# hydro nutes gone bad?



## loolagigi (Feb 24, 2010)

ok, as most of you know i use dwc method. well everytime i do a res change, 2 days later my roots turn dark, and get slimy. if i wait until the end of the week the roots turn bright white?  i dont get it, could my flora nova grow be bad?  i almost dont want to use it anymore. i almost killed my plants 2 weeks ago. im not going to flush, im going to let them ride it out. im sure by the end of the week it will be better. i also added some h202, maybe itll help. this is weird.


----------



## D3 (Feb 24, 2010)

Most nutes dont have a shelf life. I was worried about that as well, so I contacted GH. They said there nutes wont go bad.


----------



## ishnish (Feb 24, 2010)

plant nutes tend to be made of various feces . . . ?
crap can't get much worse than it is, could it?


----------



## Growdude (Feb 24, 2010)

Flora nova stains my roots I think, I quit looking at them.


----------



## pcduck (Feb 24, 2010)

Growdude said:
			
		

> Flora nova stains my roots I think, I quit looking at them.




I just love that answer...That is an answer from somebody that knows how to grow.



I had some GH 3part micro that was 15+ years old, just shook it up and it worked fine:holysheep:


----------



## MindzEye (Feb 24, 2010)

I tried Nova line of nutes in DWC and I hated it.. I like thinner liquid nutes.. I dont have as much PH fluctuation anymore, and my roots dont get stained brown... Nova worked great in soil but not hydro for me.

I also dont look at the roots much, if the plant is growing fine then why do I need to look at the roots?


----------



## surreptitious (Feb 24, 2010)

pcduck said:
			
		

> I just love that answer...That is an answer from somebody that knows how to grow.
> 
> 
> 
> I had some GH 3part micro that was 15+ years old, just shook it up and it worked fine:holysheep:



:holysheep: is right!  i didnt realize that GH's 3 part line was that old!  I wonder if they had changed the formula from then to now.


----------



## surreptitious (Feb 24, 2010)

Growdude said:
			
		

> Flora nova stains my roots I think, I quit looking at them.

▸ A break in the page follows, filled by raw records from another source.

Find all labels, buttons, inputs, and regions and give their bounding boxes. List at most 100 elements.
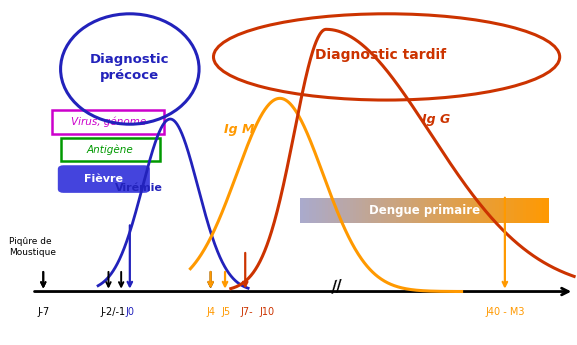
- Bar: [399, 198, 403, 223]
- Bar: [505, 198, 508, 223]
- Bar: [390, 198, 394, 223]
- Text: J5: J5: [221, 307, 230, 317]
- Bar: [427, 198, 431, 223]
- Bar: [545, 198, 549, 223]
- Bar: [464, 198, 468, 223]
- Text: Piqûre de
Moustique: Piqûre de Moustique: [9, 237, 55, 257]
- Bar: [496, 198, 499, 223]
- Bar: [374, 198, 378, 223]
- Bar: [433, 198, 437, 223]
- Bar: [462, 198, 465, 223]
- Bar: [331, 198, 335, 223]
- Text: Virus, génome: Virus, génome: [70, 117, 146, 127]
- Bar: [501, 198, 505, 223]
- Bar: [520, 198, 524, 223]
- Bar: [424, 198, 428, 223]
- Bar: [421, 198, 425, 223]
- Bar: [313, 198, 316, 223]
- Bar: [523, 198, 527, 223]
- Bar: [489, 198, 493, 223]
- Bar: [415, 198, 418, 223]
- Bar: [514, 198, 518, 223]
- Bar: [458, 198, 462, 223]
- Bar: [499, 198, 502, 223]
- Bar: [350, 198, 353, 223]
- Bar: [440, 198, 443, 223]
- Bar: [387, 198, 391, 223]
- Bar: [474, 198, 477, 223]
- Bar: [303, 198, 307, 223]
- Bar: [430, 198, 434, 223]
- Bar: [535, 198, 539, 223]
- Bar: [334, 198, 338, 223]
- Bar: [406, 198, 409, 223]
- Bar: [325, 198, 328, 223]
- Bar: [356, 198, 359, 223]
- Text: J-7: J-7: [37, 307, 50, 317]
- Bar: [396, 198, 400, 223]
- Text: J4: J4: [206, 307, 215, 317]
- Bar: [381, 198, 384, 223]
- Bar: [517, 198, 521, 223]
- Bar: [539, 198, 542, 223]
- Bar: [542, 198, 546, 223]
- Bar: [347, 198, 350, 223]
- Text: Dengue primaire: Dengue primaire: [369, 204, 479, 217]
- Bar: [418, 198, 422, 223]
- Bar: [480, 198, 484, 223]
- Bar: [402, 198, 406, 223]
- Bar: [437, 198, 440, 223]
- Bar: [300, 198, 304, 223]
- Text: Fièvre: Fièvre: [84, 174, 123, 184]
- Bar: [526, 198, 530, 223]
- Bar: [455, 198, 459, 223]
- Bar: [443, 198, 447, 223]
- Bar: [309, 198, 313, 223]
- Bar: [511, 198, 515, 223]
- Bar: [446, 198, 449, 223]
- Text: Diagnostic
précoce: Diagnostic précoce: [90, 53, 170, 82]
- Text: //: //: [331, 279, 344, 296]
- Bar: [483, 198, 486, 223]
- Bar: [533, 198, 536, 223]
- Text: J0: J0: [125, 307, 134, 317]
- Text: J-2/-1: J-2/-1: [100, 307, 126, 317]
- Text: Virémie: Virémie: [115, 183, 162, 193]
- Bar: [306, 198, 310, 223]
- Text: J7-: J7-: [241, 307, 253, 317]
- Bar: [449, 198, 452, 223]
- Bar: [343, 198, 347, 223]
- Bar: [377, 198, 381, 223]
- Bar: [492, 198, 496, 223]
- Bar: [359, 198, 363, 223]
- Bar: [530, 198, 533, 223]
- Bar: [368, 198, 372, 223]
- Bar: [372, 198, 375, 223]
- Bar: [486, 198, 490, 223]
- Bar: [322, 198, 325, 223]
- Bar: [412, 198, 415, 223]
- Bar: [477, 198, 481, 223]
- Text: Antigène: Antigène: [87, 145, 134, 155]
- Bar: [340, 198, 344, 223]
- Bar: [362, 198, 366, 223]
- Bar: [353, 198, 357, 223]
- Bar: [337, 198, 341, 223]
- Bar: [319, 198, 323, 223]
- FancyBboxPatch shape: [59, 166, 149, 192]
- Bar: [384, 198, 387, 223]
- Bar: [328, 198, 332, 223]
- Bar: [393, 198, 397, 223]
- Text: Ig M: Ig M: [224, 123, 254, 136]
- Bar: [365, 198, 369, 223]
- Bar: [508, 198, 512, 223]
- Bar: [452, 198, 456, 223]
- Text: J40 - M3: J40 - M3: [485, 307, 524, 317]
- Bar: [471, 198, 474, 223]
- Text: Diagnostic tardif: Diagnostic tardif: [315, 48, 447, 62]
- Text: J10: J10: [260, 307, 275, 317]
- Text: Ig G: Ig G: [422, 112, 449, 126]
- Bar: [467, 198, 471, 223]
- Bar: [316, 198, 319, 223]
- Bar: [409, 198, 412, 223]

I agree!  The Floranova nutes are very thick. I think it has stained my roots too.

On my latest batch of clones i'm going to try the 3 part GH flora line.  I've talked to a bunch of people who say they like them.


----------



## greentex (Mar 9, 2010)

i heard that flora nova will stain roots but that it shouldnt usually be a problem.... i use it , and am pretty satisfied. my **** grows like crazy!


----------



## zem (Mar 9, 2010)

loolagigi said:
			
		

> ok, as most of you know i use dwc method. well everytime i do a res change, 2 days later my roots turn dark, and get slimy. if i wait until the end of the week the roots turn bright white?  i dont get it, could my flora nova grow be bad?  i almost dont want to use it anymore. i almost killed my plants 2 weeks ago. im not going to flush, im going to let them ride it out. im sure by the end of the week it will be better. i also added some h202, maybe itll help. this is weird.


stained roots is one thing and slimy roots is another thing. if roots are really getting slimy then it could be insufficient aeration of res, if it's only brownish roots then it could only be the coloring from ferts. i add H2O2 regularly to my dwc to prevent larvae and slimy roots and it works great


----------



## biggerbuds (Feb 25, 2011)

if you think about it NASA would take bottle nutes into space so i am very sure they would not go off

organic nutes might go off though


----------



## Growdude (Feb 25, 2011)

biggerbuds said:
			
		

> if you think about it NASA would take bottle nutes into space so i am very sure they would not go off
> 
> organic nutes might go off though


 
Like a Bomb? :doh:


----------